Start with user needs
- Write with a particular user in mind
- Ask yourself: what am I trying to say?
- What is the specific thing a user is trying to do?
- How can this page help him or her to achieve it quickly and easily?
- What response (if any) would you like?
The most important personas for the ICC website are: international journalist, national journalist (situation country), academic/lawyer, NGO legal officer, diplomat. Don't think about audiences though, think about activities. Find out more about the needs and frustrations of these users by reviewing the personas.
Active voice
Use the active voice rather than passive voice whenever possible.
Be concise
- Omit needless words
- Use short sentences (don't exceed 20 words)
- Don't create walls of text.

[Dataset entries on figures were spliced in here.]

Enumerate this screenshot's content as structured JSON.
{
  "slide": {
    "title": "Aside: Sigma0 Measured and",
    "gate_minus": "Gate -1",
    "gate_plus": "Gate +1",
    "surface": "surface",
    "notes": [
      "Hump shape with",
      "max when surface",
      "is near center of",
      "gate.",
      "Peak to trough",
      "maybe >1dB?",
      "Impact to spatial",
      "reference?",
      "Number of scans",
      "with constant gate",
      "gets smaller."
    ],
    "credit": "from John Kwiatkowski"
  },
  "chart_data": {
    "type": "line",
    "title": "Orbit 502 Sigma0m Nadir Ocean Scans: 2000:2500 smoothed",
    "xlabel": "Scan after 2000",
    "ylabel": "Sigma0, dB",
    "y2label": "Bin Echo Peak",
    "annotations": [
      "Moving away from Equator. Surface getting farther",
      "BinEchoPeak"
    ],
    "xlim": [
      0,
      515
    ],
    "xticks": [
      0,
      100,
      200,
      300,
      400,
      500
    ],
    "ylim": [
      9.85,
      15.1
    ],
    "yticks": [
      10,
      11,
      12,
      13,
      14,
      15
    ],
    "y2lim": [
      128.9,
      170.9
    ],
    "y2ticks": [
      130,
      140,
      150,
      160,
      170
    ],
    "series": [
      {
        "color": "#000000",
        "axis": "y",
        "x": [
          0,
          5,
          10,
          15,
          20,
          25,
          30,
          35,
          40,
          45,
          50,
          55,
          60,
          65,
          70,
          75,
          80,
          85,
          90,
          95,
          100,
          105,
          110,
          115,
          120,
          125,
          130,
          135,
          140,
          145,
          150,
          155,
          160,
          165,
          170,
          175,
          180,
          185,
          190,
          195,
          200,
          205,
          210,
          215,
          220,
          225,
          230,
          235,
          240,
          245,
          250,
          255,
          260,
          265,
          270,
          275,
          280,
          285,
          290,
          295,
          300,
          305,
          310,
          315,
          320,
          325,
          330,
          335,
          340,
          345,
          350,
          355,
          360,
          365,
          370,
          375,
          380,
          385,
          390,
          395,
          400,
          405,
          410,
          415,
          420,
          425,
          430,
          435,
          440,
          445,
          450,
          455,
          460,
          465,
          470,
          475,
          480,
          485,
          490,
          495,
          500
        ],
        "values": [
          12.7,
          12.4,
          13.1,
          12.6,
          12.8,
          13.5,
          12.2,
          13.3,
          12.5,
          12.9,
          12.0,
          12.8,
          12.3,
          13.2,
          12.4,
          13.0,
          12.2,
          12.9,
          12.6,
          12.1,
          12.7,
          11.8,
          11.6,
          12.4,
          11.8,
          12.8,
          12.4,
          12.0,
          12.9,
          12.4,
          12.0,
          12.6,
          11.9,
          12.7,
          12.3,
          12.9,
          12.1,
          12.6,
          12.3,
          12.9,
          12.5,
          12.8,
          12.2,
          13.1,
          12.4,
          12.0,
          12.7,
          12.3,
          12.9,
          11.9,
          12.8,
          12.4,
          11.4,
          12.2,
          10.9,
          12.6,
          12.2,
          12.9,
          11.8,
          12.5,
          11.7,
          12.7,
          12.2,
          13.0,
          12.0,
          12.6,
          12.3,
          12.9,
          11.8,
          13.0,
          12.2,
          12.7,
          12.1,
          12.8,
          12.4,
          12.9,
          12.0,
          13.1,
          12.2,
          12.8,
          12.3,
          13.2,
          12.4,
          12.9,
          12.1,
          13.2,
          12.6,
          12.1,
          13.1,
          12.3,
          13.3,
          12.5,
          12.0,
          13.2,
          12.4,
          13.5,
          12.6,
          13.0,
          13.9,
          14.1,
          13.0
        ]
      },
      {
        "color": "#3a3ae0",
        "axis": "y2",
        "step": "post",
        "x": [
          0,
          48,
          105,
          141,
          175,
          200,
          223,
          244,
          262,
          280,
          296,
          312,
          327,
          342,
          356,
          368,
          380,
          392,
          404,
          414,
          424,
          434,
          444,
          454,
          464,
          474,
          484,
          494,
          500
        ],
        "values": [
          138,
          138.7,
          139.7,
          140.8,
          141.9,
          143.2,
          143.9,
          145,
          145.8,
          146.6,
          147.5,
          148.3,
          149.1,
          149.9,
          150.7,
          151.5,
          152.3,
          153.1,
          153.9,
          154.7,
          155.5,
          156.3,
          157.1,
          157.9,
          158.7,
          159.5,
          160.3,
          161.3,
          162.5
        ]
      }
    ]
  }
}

Use sections (250 words max) with clear and informative headings
- Use bullet points and lists if appropriate
Clarity at all costs
- Try to start sentences with clear subject, verb and object
- Use strong verbs
- Change –ion nouns to verbs, e.g. the ICC is concerned with the protection of witnesses = the ICC protects witnesses
- Make everything you write speakable
- When answering a yes/no question, always start with “Yes” “No” or some form of maybe, such as “It depends” or “Not necessarily”. Start with the answer, not the background information
Don’t be stuffy
- Try to use the language of every day speech
- Avoid legalese, jargon, euphemisms, obscure Latin terms, unexplained acronyms and abbreviations
- Check the terms users search for and incorporate them. Take a look at the terms users have searched for most on the ICC website.
Don't duplicate information
Avoid including chunks of text when that text has been published elsewhere on the site. For example, refer to an article in the Rome Statute and link to the article rather than including the article in the text.
In practice, there will always be a balance between providing context and explanation and linking to a reference, but the idea is to cut down the amount of text (c.f. current ICC site) and to avoid repetition across the site.
Think beyond text
Talk to PIDS if you think a certain section can be better communicated as a graph, image or video. We can delete entire paragraphs of texts with effective visuals.